Merhaba sevgili torunum;

Sana 2021 yılından sesleniyorum. Bundan iki yüz yıl önce şuan olanları idrak edemiyorduk. Hayaller kuruluyordu, şimdi bize küçük gelen hayaller. Uzaktaki insanların birbirleriyle haberleşebilecekleri hayali, uçma hayali, iletişim, tıp alanındaki gelişmeler organ nakli. Çoğu insan için ütopik hatta çılgınca gelen bu hayaller bizim için ne kadar basit şuan. Görüntünün yansıması yani televizyon ise dinler tarafından bile aforoz edilen bir düşünce kalıbıymış 100 yıl önce ülkemizde. Ben 100 yıl sonrasındaki torunlarıma bir şey söylemek istediğimde yüz yıl önce neler vardı neler yoktu bize ne öğüt verselerdi daha iyi olurdu bunu düşündüm önce. Ve anladım ki her şey bir hayalle başladı.

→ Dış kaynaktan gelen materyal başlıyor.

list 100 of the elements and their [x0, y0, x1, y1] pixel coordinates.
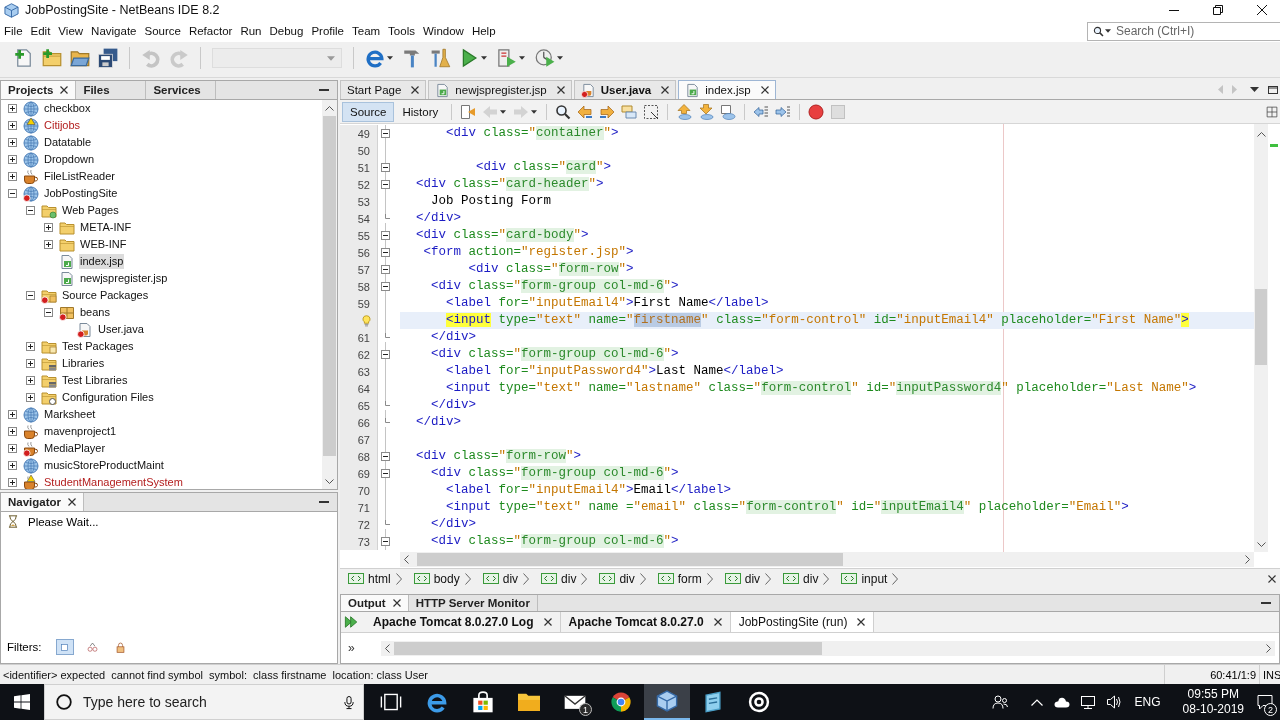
- clock-date[interactable]: 08-10-2019: [1182, 702, 1244, 717]
- breadcrumb-item[interactable]: html: [348, 571, 391, 586]
- new-document-icon[interactable]: [14, 48, 34, 68]
- bookmark-down-icon[interactable]: [698, 103, 715, 120]
- menu-item[interactable]: Navigate: [87, 25, 141, 37]
- start-menu-icon[interactable]: [14, 694, 30, 710]
- expand-icon[interactable]: [7, 478, 17, 487]
- expand-icon[interactable]: [7, 410, 17, 419]
- tree-item[interactable]: META-INF: [79, 220, 133, 235]
- breadcrumb-item[interactable]: div: [482, 571, 519, 586]
- hammer-broom-icon[interactable]: [431, 48, 451, 68]
- scroll-thumb[interactable]: [394, 641, 822, 655]
- tree-item[interactable]: Source Packages: [61, 288, 150, 303]
- menu-item[interactable]: Help: [467, 25, 500, 37]
- caret-icon[interactable]: [519, 56, 525, 60]
- breadcrumb-item[interactable]: div: [724, 571, 761, 586]
- close-icon[interactable]: [556, 86, 565, 94]
- arrow-right-icon[interactable]: [1266, 643, 1271, 653]
- horizontal-scrollbar[interactable]: [400, 552, 1254, 567]
- overflow-button[interactable]: »: [341, 641, 381, 655]
- tree-item[interactable]: Web Pages: [61, 203, 120, 218]
- console-tab[interactable]: Apache Tomcat 8.0.27.0 Log: [365, 612, 561, 632]
- menu-item[interactable]: Edit: [26, 25, 55, 37]
- panel-tab[interactable]: Files: [76, 81, 147, 99]
- breadcrumb-item[interactable]: div: [599, 571, 635, 586]
- tree-item[interactable]: Dropdown: [43, 152, 96, 167]
- breadcrumb-item[interactable]: input: [841, 571, 888, 586]
- menu-item[interactable]: Team: [348, 25, 385, 37]
- scroll-thumb[interactable]: [323, 116, 336, 456]
- caret-icon[interactable]: [481, 56, 487, 60]
- tree-item[interactable]: User.java: [97, 322, 145, 337]
- fold-collapse-icon[interactable]: [381, 265, 390, 274]
- expand-icon[interactable]: [43, 240, 53, 249]
- menu-item[interactable]: Debug: [265, 25, 308, 37]
- editor-tab[interactable]: newjspregister.jsp: [428, 80, 572, 99]
- breadcrumb-item[interactable]: div: [783, 571, 819, 586]
- caret-icon[interactable]: [531, 109, 538, 114]
- collapse-icon[interactable]: [43, 308, 53, 317]
- grid-icon[interactable]: [1266, 105, 1278, 118]
- taskbar-button[interactable]: [644, 684, 690, 720]
- editor-tab[interactable]: index.jsp: [678, 80, 776, 99]
- volume-icon[interactable]: [1105, 694, 1122, 710]
- panel-tab[interactable]: Navigator: [1, 493, 85, 511]
- tree-item[interactable]: StudentManagementSystem: [43, 475, 184, 489]
- expand-icon[interactable]: [25, 359, 35, 368]
- fold-collapse-icon[interactable]: [381, 350, 390, 359]
- restore-icon[interactable]: [1213, 5, 1223, 15]
- language-indicator[interactable]: ENG: [1134, 695, 1161, 709]
- arrow-right-icon[interactable]: [1245, 555, 1250, 564]
- expand-icon[interactable]: [25, 393, 35, 402]
- double-play-icon[interactable]: [344, 615, 359, 629]
- people-icon[interactable]: [991, 694, 1008, 710]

Şu an yaşadığım yıldan,100 yıl önce atalarımız büyük savaşlar yaşamışlar. Bu savaşlar esnasında umutsuzluğun diz boyu olduğu zamanlar, açlık sefalet ölüm kol geziyorken birileri inanmış, hayal kurmuş. Savaş hastalık ve sefalet tüm dünyada yayılırken haydi demiş birileri. İstiklal marşında bize korkma diye öğüt vermiş Mehmet Akif Ersoy. Demek ki korkutulacağımızı düşünmüş. Bilmiş. Bende 100 yıl sonraki torunlarıma diyorum ki; korkmayın! Bizi çok korkutuyorlar. Hastalıkla, savaşla, açlıkla, yoksullukla, kıtlıkla.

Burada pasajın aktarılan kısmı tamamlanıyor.